On 13th June 2012 the Government published changes to the Immigration Rules (HC194). Some of the changes took effect on 9th July 2012 and others are to take effect on 1st October 2012.
The changes are wide ranging.
They affect family migration and there are particularly important changes as to how the UK Border Agency intends to deal with Article 8 (private and family life) claims, deportation cases and cases involving children. There are significant changes to long residence applications under the Rules and other changes affect general grounds for refusal and over stayers. Many of these changes are highly complex, involving difficult and lengthy cross referencing.
The Government made statements to suggest that the changes will in a great majority of changes set thresholds which will determine how Article 8 and the best interests of children will apply in immigration cases. It is clear that the Government and the UK Border Agency will now apply a very restrictive approach to such cases. There are important and complex transitional provisions which generally protect those who are already in the UK with leave on the basis of the family relationship.
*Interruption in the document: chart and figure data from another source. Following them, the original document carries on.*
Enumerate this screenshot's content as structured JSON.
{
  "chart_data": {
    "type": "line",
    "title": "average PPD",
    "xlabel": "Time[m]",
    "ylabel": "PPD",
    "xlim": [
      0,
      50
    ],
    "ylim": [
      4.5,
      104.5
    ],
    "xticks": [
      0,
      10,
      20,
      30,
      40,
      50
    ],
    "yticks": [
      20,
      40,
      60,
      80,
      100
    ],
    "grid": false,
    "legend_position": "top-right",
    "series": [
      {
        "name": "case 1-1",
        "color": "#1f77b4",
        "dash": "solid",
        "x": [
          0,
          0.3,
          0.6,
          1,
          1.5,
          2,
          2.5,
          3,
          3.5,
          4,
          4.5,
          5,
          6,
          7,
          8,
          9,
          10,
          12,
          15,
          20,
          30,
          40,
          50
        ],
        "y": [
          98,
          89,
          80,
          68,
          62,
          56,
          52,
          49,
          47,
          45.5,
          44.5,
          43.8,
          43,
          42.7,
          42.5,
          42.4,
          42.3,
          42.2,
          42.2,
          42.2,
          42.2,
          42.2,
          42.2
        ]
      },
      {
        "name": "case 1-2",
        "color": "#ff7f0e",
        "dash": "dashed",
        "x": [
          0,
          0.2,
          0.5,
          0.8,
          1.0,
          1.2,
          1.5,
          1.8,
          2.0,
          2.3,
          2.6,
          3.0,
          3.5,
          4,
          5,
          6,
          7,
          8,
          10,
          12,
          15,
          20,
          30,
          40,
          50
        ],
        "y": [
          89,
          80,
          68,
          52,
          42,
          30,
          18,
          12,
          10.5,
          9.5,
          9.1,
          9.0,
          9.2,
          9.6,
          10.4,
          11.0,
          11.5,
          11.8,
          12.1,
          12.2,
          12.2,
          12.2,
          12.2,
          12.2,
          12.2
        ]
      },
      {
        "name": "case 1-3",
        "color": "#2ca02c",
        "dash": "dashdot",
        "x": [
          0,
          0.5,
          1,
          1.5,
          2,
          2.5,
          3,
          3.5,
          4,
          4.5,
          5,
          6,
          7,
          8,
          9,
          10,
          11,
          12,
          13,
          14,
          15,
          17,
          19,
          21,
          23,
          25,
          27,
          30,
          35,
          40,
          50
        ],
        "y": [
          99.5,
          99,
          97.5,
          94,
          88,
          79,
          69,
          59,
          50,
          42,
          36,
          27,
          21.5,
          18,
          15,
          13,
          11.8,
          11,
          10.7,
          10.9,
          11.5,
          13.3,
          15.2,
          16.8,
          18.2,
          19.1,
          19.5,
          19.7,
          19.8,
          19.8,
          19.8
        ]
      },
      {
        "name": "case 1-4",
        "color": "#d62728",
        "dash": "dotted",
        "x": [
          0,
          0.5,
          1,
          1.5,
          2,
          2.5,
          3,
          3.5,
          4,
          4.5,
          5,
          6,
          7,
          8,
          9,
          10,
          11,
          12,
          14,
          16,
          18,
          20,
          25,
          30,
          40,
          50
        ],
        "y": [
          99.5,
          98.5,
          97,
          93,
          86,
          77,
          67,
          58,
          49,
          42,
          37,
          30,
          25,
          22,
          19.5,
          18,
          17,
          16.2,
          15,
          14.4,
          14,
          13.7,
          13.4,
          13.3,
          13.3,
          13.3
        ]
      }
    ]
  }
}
On 18th July 2012 the Supreme Court ruled in R (Alvi) -v- Secretary of State for the Home Department  that requirements of Immigration Rules cannot be contained in guidance that is changed from time to time without being formally put before Parliament by the publication of changes to the Immigration Rules in the former way that is set out in the Immigration Act 1971. On 19th July 2012 in response to these, the Government published further, lengthy changes to the Immigration Rules incorporating several more requirements relating to the changes introduced on 9th July 2012.